A Tail of Two Acquisitions: 'Primitive Seating' by Dorothea Tanning

We are delighted to announce a new addition to our world-class Surrealist collection; the amazing Primitive Seating by Dorothea Tanning. Thank you to Alison Jacques for helping us to acquire this important, extraordinary work of art. 

Dorothea Tanning Tableau vivant 1954 © Dorothea Tanning Collection and Archive, New York and DACS, London 2023

In 2019, we welcomed our first work by the Surrealist artist, author and poet, Dorothea Tanning. Purchased with help from the Henry and Sula Walton Fund and Art Fund, Tableau Vivant – Living Picture (1954) was one of Tanning's favourite works: she kept it above her desk. The painting features a Lhasa Apso terrier named Katchina, which appears regularly in Tanning’s work. Sometimes the dog is the artist's alter-ego and at other times appears as a witness or protagonist. She was evasive about its meaning. It is unclear if it is an image of possession and dominance or of love, support and protection; it may be all these things.

Two years later, we acquired a later work by Tanning; this was made possible with support from Alison Jacques, London. The two acquisitions share a room as part of our new exhibition, New Arrivals: From Salvador Dalí to Jenny Saville.

Dorothea Tanning Primitive Seating 1982 © Dorothea Tanning Collection and Archive, New York and DACS, London 2023

Primitive Seating is a mesmerising, antique chair-turned-sculpture. In the early 1980s, Tanning took an ordinary piece of furniture and instilled it with animal qualities, producing a feline-like form. When asked what had inspired her to make Primitive Seating, she wryly replied: ‘I had some material left over, so I put a tail on it.’ Treading the line between domestic object and work of art, Primitive Seating invites the viewer to consider the surreal possibilities of everyday objects.
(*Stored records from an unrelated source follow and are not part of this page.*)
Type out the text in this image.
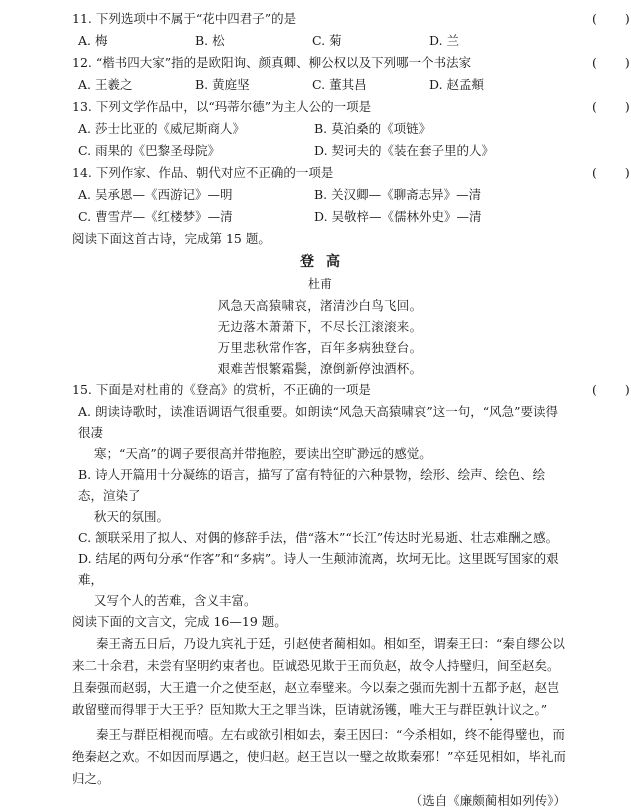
11. 下列选项中不属于“花中四君子”的是	(　　)
A. 梅	B. 松	C. 菊	D. 兰
12. “楷书四大家”指的是欧阳询、颜真卿、柳公权以及下列哪一个书法家	(　　)
A. 王羲之	B. 黄庭坚	C. 董其昌	D. 赵孟頫
13. 下列文学作品中，以“玛蒂尔德”为主人公的一项是	(　　)
A. 莎士比亚的《威尼斯商人》	B. 莫泊桑的《项链》
C. 雨果的《巴黎圣母院》	D. 契诃夫的《装在套子里的人》
14. 下列作家、作品、朝代对应不正确的一项是	(　　)
A. 吴承恩—《西游记》—明	B. 关汉卿—《聊斋志异》—清
C. 曹雪芹—《红楼梦》—清	D. 吴敬梓—《儒林外史》—清
阅读下面这首古诗，完成第 15 题。
登高
杜甫
风急天高猿啸哀，渚清沙白鸟飞回。
无边落木萧萧下，不尽长江滚滚来。
万里悲秋常作客，百年多病独登台。
艰难苦恨繁霜鬓，潦倒新停浊酒杯。
15. 下面是对杜甫的《登高》的赏析，不正确的一项是	(　　)
A. 朗读诗歌时，读准语调语气很重要。如朗读“风急天高猿啸哀”这一句，“风急”要读得很凄
寒；“天高”的调子要很高并带拖腔，要读出空旷渺远的感觉。
B. 诗人开篇用十分凝练的语言，描写了富有特征的六种景物，绘形、绘声、绘色、绘态，渲染了
秋天的氛围。
C. 颔联采用了拟人、对偶的修辞手法，借“落木”“长江”传达时光易逝、壮志难酬之感。
D. 结尾的两句分承“作客”和“多病”。诗人一生颠沛流离，坎坷无比。这里既写国家的艰难，
又写个人的苦难，含义丰富。
阅读下面的文言文，完成 16—19 题。
秦王斋五日后，乃设九宾礼于廷，引赵使者蔺相如。相如至，谓秦王曰：“秦自缪公以来二十余君，未尝有坚明约束者也。臣诚恐见欺于王而负赵，故令人持璧归，间至赵矣。且秦强而赵弱，大王遣一介之使至赵，赵立奉璧来。今以秦之强而先割十五都予赵，赵岂敢留璧而得罪于大王乎？臣知欺大王之罪当诛，臣请就汤镬，唯大王与群臣孰计议之。”
秦王与群臣相视而嘻。左右或欲引相如去，秦王因曰：“今杀相如，终不能得璧也，而绝秦赵之欢。不如因而厚遇之，使归赵。赵王岂以一璧之故欺秦邪！”卒廷见相如，毕礼而归之。
（选自《廉颇蔺相如列传》）
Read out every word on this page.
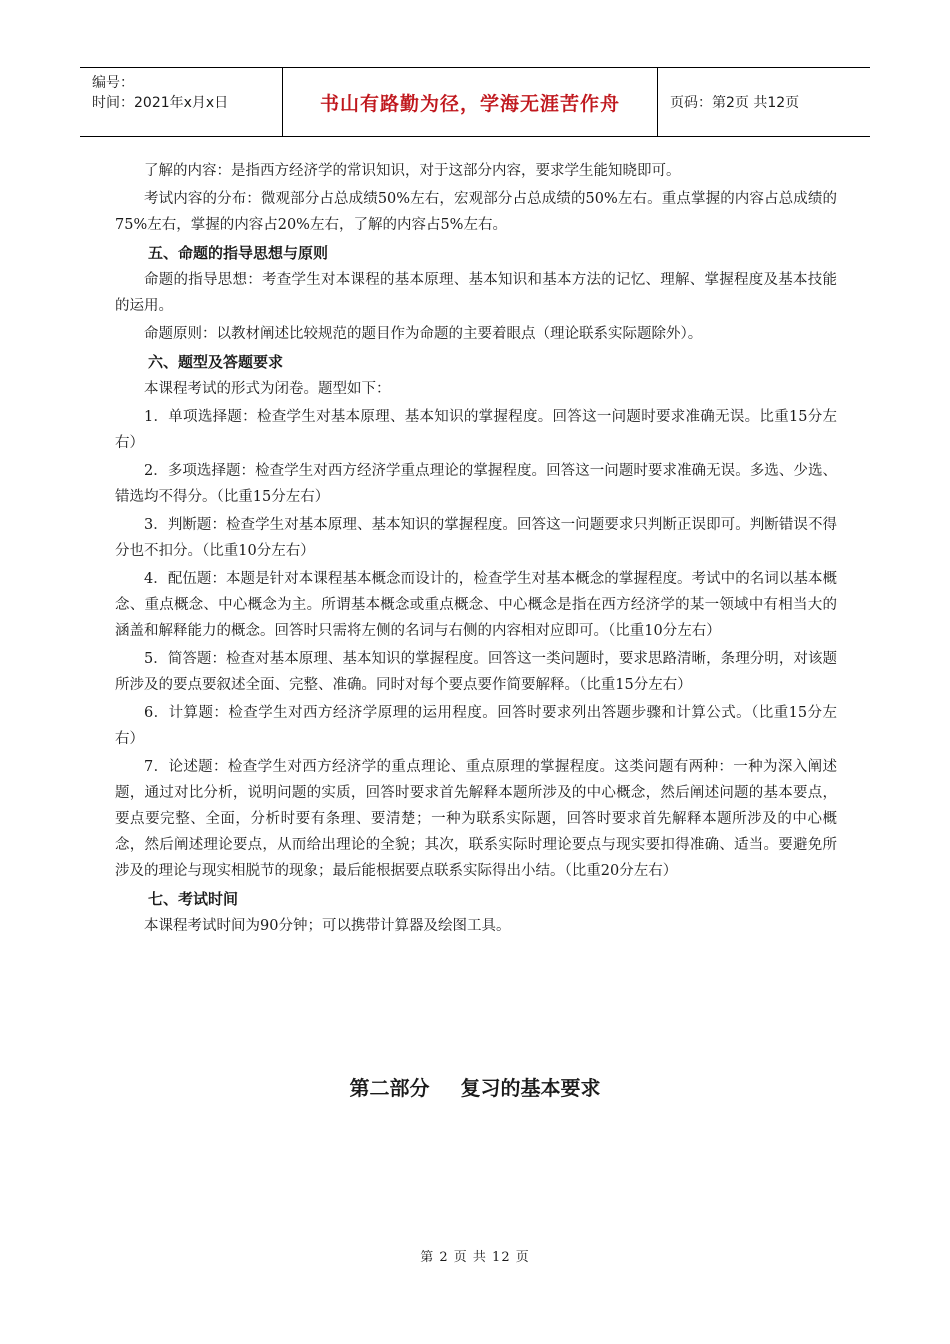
编号：
时间：2021年x月x日	书山有路勤为径，学海无涯苦作舟	页码：第2页 共12页

了解的内容：是指西方经济学的常识知识，对于这部分内容，要求学生能知晓即可。

考试内容的分布：微观部分占总成绩50%左右，宏观部分占总成绩的50%左右。重点掌握的内容占总成绩的75%左右，掌握的内容占20%左右，了解的内容占5%左右。

五、命题的指导思想与原则

命题的指导思想：考查学生对本课程的基本原理、基本知识和基本方法的记忆、理解、掌握程度及基本技能的运用。

命题原则：以教材阐述比较规范的题目作为命题的主要着眼点（理论联系实际题除外）。

六、题型及答题要求

本课程考试的形式为闭卷。题型如下：

1．单项选择题：检查学生对基本原理、基本知识的掌握程度。回答这一问题时要求准确无误。比重15分左右）

2．多项选择题：检查学生对西方经济学重点理论的掌握程度。回答这一问题时要求准确无误。多选、少选、错选均不得分。（比重15分左右）

3．判断题：检查学生对基本原理、基本知识的掌握程度。回答这一问题要求只判断正误即可。判断错误不得分也不扣分。（比重10分左右）

4．配伍题：本题是针对本课程基本概念而设计的，检查学生对基本概念的掌握程度。考试中的名词以基本概念、重点概念、中心概念为主。所谓基本概念或重点概念、中心概念是指在西方经济学的某一领域中有相当大的涵盖和解释能力的概念。回答时只需将左侧的名词与右侧的内容相对应即可。（比重10分左右）

5．简答题：检查对基本原理、基本知识的掌握程度。回答这一类问题时，要求思路清晰，条理分明，对该题所涉及的要点要叙述全面、完整、准确。同时对每个要点要作简要解释。（比重15分左右）

6．计算题：检查学生对西方经济学原理的运用程度。回答时要求列出答题步骤和计算公式。（比重15分左右）

7．论述题：检查学生对西方经济学的重点理论、重点原理的掌握程度。这类问题有两种：一种为深入阐述题，通过对比分析，说明问题的实质，回答时要求首先解释本题所涉及的中心概念，然后阐述问题的基本要点，要点要完整、全面，分析时要有条理、要清楚；一种为联系实际题，回答时要求首先解释本题所涉及的中心概念，然后阐述理论要点，从而给出理论的全貌；其次，联系实际时理论要点与现实要扣得准确、适当。要避免所涉及的理论与现实相脱节的现象；最后能根据要点联系实际得出小结。（比重20分左右）

七、考试时间

本课程考试时间为90分钟；可以携带计算器及绘图工具。

第二部分 复习的基本要求
第 2 页 共 12 页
Tanning grew up in Galesburg, Illinois, and was drawn to art from a young age. She studied painting in Chicago, and had her first exhibition in a bookshop gallery in New Orleans in 1934. In the mid 1930s, Tanning moved to New York, where she worked as a freelance commercial artist, and later, in the 1940s designing adverts for Macy’s department stores. In 1936, she visited the Fantastic Art, Dada, Surrealism at the Museum of Modern Art. This experience was an artistic revelation to Tanning, who began to engage more and more with Surrealist themes, becoming an important figure in Surrealist circles. Tanning’s career spanned over seven decades, and she produced a large and varied oeuvre during her life. From creating soft, sculptural forms impaled with large pins, to painting abstract works in bold& colours, Tanning’s style was constantly developing and metamorphosing.
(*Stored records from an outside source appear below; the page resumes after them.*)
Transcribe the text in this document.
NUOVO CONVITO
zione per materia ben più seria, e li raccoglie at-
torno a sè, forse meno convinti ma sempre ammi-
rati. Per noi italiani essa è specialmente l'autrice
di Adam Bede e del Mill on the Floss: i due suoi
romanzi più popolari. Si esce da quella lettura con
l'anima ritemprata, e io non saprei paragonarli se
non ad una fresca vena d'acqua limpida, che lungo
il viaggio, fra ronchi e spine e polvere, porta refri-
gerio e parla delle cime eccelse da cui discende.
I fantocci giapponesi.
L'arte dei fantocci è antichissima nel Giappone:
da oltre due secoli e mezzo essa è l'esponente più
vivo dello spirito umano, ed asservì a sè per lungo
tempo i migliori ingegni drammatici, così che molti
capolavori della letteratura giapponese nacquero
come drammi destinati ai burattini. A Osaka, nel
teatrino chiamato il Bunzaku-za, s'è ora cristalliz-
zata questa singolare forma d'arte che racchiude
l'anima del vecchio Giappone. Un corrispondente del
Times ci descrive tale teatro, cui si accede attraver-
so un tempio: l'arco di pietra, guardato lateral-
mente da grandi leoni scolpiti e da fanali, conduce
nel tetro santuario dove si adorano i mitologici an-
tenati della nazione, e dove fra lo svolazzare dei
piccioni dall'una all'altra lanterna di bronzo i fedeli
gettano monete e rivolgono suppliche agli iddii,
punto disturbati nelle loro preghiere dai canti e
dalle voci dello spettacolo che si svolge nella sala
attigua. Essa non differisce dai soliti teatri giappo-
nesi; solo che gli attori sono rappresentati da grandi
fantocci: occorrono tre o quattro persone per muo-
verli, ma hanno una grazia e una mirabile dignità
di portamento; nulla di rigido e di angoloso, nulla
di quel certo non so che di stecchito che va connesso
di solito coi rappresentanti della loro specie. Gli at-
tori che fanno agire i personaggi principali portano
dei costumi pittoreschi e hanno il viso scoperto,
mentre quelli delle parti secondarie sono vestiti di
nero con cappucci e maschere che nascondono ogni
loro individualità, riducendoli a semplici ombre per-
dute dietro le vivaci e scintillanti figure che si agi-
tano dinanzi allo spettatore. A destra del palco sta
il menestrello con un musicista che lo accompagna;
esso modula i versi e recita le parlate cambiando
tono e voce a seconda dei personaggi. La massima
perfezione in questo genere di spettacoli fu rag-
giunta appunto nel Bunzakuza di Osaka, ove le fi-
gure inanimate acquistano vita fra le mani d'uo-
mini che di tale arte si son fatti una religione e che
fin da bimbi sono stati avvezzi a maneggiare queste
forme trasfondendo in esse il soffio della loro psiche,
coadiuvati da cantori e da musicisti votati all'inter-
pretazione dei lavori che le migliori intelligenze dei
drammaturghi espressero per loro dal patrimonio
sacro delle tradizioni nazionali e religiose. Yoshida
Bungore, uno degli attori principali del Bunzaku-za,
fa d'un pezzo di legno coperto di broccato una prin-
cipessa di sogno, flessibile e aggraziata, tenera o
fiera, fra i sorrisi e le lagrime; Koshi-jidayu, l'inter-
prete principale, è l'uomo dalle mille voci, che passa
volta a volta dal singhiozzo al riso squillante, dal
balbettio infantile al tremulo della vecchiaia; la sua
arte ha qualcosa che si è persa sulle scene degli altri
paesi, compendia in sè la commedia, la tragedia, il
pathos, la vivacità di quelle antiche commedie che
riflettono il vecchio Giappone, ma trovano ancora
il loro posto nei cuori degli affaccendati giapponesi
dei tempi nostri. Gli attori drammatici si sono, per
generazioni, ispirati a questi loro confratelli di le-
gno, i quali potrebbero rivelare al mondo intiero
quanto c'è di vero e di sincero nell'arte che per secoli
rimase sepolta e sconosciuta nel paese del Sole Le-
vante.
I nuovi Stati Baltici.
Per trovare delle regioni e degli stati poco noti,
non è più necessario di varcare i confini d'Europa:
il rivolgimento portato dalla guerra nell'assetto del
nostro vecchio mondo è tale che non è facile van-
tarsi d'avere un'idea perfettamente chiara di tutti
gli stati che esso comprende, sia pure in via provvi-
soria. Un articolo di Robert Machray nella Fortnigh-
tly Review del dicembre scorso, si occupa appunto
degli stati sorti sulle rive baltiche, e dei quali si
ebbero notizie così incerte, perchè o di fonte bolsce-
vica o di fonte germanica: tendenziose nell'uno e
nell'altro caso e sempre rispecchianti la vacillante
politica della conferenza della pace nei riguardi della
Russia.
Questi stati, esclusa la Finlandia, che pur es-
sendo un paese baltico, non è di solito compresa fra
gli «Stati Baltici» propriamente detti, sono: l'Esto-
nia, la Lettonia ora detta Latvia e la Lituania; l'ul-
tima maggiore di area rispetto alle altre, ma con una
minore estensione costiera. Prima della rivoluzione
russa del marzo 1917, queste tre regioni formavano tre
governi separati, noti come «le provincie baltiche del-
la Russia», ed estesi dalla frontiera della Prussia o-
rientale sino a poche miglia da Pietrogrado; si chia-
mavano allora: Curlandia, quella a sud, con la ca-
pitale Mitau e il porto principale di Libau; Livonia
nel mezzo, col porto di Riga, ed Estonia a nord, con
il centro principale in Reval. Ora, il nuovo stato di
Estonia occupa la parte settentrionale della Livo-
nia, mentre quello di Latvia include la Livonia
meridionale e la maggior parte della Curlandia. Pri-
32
Explorations in tactility, texture and form, as well as the potential to transform domestic spaces and household fixtures into marvellous creatures or ghostly beings, can be seen in much of Tanning’s work. By the 1960s and 1970s, these interests were realised in three-dimensional, soft-sculptures, often using a piece of furniture as a canvas upon which to explore surreal fantasies. The artist used everyday objects to add corporeal embellishments to these sculptures, such as jigsaw-puzzle pieces as teeth, or Ping-Pong balls to mimic a spinal column from underneath the fabric “skin”. With similar anthropomorphic intent, Rainy-Day Canapé (or Canapé en temps de pluie, 1970s, Philadelphia Museum of Art) was created using tweed, wool and cardboard, all wrapped around an old wooden sofa, into which humanoid shapes seem to have half dissolved. Tanning's famous installation titled Poppy Hotel, Room 202 (1970-73, Centre Georges Pompidou, Paris) shows this artistic period at its peak, grouping several soft sculptures together. Here, she showcased another chair sculpture, titled Revelation or The End of the Month (1970-73) which, much like earlier work, shows a human form that appears to have melted into its tweed surface, one leg left dangling limply at the front.

When Tanning returned to New York from France in the 1980s, it is thought that the chair used in Primitive Seating might have accompanied her; photographs of her house in France show several chairs of the same style. In 1982 she created this incredible sculpture, which would remain in her personal collection until her death in 2012. Though the artist produced soft-sculpture chairs on a number of occasions, Primitive Seating stands alone with its animalistic characteristics. The shape and style of the chair is conservative and traditional, and yet Tanning has transformed it into a wild and uncanny art object. Ultimately, Primitive Seating challenges the viewer to reconsider the way in which they perceive the ordinary. Here, we see an old antique chair magicked into a leopard, ready to pounce.

Alongside Tableau vivant [Living Picture] (1954), Primitive Seating is on display at the Scottish National Gallery of Modern Art (Modern One) as part of the exhibition New Arrivals: From Salvador Dalí to Jenny Saville.

Blog by Tor Scott, Collection and Research Assistant.